In KEEPsAKE-1 and KEEPsAKE-2, 57.3 percent and 51.3 percent of patients receiving Skyrizi achieved the primary endpoint of ACR20 response at week 24, respectively, versus 33.5 percent and 26.5 percent receiving placebo. Skyrizi also demonstrated improvements in ACR50 and ACR70 responses compared to placebo at week 24. Skyrizi also showed improvement in dactylitis and enthesitis - inflammation of fingers, toes and sites at which tendons or ligaments attach to bone.

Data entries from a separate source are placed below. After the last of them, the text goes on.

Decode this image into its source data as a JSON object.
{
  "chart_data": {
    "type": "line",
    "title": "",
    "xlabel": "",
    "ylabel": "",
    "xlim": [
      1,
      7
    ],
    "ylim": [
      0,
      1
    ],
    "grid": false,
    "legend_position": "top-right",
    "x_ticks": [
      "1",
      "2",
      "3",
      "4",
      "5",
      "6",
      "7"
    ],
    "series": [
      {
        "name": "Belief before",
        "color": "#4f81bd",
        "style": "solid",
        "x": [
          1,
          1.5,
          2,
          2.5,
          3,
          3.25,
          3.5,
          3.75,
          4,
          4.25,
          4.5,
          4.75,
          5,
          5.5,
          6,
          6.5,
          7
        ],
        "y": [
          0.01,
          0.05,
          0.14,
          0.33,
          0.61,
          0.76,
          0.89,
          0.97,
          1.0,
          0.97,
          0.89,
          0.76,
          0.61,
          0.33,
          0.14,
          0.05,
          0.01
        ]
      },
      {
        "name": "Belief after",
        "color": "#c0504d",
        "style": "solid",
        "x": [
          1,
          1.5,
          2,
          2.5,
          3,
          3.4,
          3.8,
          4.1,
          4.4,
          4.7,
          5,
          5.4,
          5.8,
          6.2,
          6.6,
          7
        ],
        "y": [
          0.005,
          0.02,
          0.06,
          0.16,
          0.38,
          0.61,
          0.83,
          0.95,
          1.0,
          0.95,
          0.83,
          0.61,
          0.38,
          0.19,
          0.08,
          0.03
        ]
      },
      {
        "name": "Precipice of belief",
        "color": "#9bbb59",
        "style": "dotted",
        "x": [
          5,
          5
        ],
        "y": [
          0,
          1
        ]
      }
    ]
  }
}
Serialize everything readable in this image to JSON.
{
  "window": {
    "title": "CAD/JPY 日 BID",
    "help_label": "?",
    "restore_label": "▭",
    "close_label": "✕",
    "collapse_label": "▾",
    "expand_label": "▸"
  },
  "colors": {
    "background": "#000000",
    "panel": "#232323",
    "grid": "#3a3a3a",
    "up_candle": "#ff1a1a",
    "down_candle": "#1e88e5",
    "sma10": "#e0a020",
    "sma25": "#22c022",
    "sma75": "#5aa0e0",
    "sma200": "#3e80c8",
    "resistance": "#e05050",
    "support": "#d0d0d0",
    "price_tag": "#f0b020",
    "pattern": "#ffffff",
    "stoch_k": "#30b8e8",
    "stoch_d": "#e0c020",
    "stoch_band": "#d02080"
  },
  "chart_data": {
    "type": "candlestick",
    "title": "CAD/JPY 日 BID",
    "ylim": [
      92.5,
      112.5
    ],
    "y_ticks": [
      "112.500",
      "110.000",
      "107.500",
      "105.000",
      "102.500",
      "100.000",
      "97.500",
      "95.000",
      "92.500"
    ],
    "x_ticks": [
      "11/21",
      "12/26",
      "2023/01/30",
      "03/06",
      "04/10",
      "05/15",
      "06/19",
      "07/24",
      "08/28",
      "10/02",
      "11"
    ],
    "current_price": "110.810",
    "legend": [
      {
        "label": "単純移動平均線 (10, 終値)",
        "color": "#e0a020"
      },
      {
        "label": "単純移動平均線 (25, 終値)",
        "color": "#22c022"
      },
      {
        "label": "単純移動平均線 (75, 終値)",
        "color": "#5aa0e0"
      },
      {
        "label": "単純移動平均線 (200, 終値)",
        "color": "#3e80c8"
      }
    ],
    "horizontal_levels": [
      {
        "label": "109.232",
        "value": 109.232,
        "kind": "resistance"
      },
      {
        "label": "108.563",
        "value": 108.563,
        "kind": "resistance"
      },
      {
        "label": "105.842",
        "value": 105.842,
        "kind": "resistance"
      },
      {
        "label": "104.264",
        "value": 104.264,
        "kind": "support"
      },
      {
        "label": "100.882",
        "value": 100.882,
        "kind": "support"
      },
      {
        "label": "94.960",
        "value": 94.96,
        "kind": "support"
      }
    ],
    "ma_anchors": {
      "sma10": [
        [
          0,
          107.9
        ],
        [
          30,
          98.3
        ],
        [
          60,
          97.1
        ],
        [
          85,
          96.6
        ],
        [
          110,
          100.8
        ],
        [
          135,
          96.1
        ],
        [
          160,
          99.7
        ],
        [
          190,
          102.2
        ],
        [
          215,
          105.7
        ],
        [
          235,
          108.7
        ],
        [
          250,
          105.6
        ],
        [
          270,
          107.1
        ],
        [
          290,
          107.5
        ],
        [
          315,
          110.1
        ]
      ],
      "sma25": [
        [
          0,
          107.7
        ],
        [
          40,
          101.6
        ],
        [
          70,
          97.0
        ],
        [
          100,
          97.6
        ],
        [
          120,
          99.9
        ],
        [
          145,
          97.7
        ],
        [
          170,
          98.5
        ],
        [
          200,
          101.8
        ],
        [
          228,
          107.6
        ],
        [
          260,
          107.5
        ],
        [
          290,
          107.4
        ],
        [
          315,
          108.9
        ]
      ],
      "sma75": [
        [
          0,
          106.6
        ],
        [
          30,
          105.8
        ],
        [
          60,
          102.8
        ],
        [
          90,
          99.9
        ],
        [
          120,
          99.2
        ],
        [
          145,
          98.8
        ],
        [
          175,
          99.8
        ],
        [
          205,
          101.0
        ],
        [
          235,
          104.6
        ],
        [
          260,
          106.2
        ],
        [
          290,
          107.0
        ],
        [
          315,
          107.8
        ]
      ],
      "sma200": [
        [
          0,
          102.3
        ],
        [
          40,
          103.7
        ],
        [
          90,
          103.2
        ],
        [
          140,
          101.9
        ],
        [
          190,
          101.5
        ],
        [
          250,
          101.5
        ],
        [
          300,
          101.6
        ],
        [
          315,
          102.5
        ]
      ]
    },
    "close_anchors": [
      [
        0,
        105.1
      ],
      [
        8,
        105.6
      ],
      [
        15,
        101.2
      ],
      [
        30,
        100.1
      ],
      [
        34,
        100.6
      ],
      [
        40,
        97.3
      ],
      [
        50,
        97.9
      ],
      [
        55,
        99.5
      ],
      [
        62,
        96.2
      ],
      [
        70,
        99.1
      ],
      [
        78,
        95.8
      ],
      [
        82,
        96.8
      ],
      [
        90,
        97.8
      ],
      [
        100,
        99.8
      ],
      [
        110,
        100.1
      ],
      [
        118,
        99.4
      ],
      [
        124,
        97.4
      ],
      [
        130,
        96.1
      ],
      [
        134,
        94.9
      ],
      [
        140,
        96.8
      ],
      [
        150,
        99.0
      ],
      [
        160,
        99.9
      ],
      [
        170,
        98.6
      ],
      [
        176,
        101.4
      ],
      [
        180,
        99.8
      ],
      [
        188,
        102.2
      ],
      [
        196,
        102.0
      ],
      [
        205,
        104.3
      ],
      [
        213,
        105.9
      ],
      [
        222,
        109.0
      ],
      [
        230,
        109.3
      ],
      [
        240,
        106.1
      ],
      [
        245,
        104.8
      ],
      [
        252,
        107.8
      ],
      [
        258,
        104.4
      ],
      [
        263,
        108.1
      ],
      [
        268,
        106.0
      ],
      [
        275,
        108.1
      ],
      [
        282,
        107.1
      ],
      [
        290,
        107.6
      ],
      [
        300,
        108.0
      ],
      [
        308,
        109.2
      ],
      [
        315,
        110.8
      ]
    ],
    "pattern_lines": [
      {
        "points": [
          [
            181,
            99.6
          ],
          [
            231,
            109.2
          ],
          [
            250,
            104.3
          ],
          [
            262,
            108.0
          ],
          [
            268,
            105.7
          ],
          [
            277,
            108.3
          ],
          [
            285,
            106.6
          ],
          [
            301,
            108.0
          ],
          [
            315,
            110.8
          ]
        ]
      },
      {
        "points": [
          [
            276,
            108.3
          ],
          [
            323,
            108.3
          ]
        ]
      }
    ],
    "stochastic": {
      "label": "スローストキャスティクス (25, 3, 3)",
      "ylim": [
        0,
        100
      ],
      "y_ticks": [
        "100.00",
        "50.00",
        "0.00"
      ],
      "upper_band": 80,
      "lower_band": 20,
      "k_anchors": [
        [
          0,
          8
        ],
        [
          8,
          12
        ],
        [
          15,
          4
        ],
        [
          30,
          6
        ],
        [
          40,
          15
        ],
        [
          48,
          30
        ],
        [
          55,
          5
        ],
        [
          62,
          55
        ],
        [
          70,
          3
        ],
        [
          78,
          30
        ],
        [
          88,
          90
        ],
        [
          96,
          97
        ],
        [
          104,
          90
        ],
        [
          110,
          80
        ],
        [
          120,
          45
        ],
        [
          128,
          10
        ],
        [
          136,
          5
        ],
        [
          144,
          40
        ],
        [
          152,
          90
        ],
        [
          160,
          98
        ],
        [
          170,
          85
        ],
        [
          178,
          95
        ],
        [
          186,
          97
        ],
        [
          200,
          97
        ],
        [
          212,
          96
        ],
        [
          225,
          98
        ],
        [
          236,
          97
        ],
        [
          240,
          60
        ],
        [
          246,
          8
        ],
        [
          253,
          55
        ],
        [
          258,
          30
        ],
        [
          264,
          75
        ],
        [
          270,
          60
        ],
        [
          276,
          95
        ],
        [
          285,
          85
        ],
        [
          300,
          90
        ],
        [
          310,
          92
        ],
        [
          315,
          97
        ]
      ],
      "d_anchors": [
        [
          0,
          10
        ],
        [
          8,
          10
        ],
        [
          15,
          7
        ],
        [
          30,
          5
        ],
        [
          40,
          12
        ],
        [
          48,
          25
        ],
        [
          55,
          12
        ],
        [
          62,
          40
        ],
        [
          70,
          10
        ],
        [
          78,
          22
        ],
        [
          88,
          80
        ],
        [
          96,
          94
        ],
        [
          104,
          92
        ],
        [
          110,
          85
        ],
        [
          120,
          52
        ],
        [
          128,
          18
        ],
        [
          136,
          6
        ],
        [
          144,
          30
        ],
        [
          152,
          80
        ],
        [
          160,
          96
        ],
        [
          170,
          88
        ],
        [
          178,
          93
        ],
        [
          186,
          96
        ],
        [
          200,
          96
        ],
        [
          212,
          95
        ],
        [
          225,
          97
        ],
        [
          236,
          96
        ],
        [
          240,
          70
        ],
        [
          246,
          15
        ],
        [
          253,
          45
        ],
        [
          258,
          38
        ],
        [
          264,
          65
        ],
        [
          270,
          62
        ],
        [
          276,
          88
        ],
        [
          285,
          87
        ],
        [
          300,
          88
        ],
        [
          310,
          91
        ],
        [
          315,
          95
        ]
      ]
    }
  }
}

Indication 3 - or the treatment of adults with moderately to severely active Crohn's disease
approved June of 2022
Clinical Trial Results
The FDA approval for Crohn’s disease was based on two induction and one maintenance clinical trials evaluating Skyrizi in moderately to severely active Crohn's disease: ADVANCE, MOTIVATE and FORTIFY.
The co-primary endpoints of the clinical trials were endoscopic response and clinical remission. In the 12-week induction studies, ADVANCE and MOTIVATE, a significantly greater proportion of patients treated with Skyrizi achieved endoscopic response and clinical remission compared to placebo. As early as week 4, clinical response (defined as a 100-point reduction in CDAI) and clinical remission were achieved in a significantly greater proportion of patients receiving Skyrizi as compared to placebo. At week 12 the rates were 45% versus 25% (Skyrizi vs. placebo) and 60% vs. 37% (Skyrizi vs. placebo) for clinical remission and clinical response, respectively.
In the 52-week maintenance trial, FORTIFY, a significantly greater proportion of patients achieved the co-primary endpoints of endoscopic response and clinical remission as compared with the placebo group (risankizumab induction responders) after one year.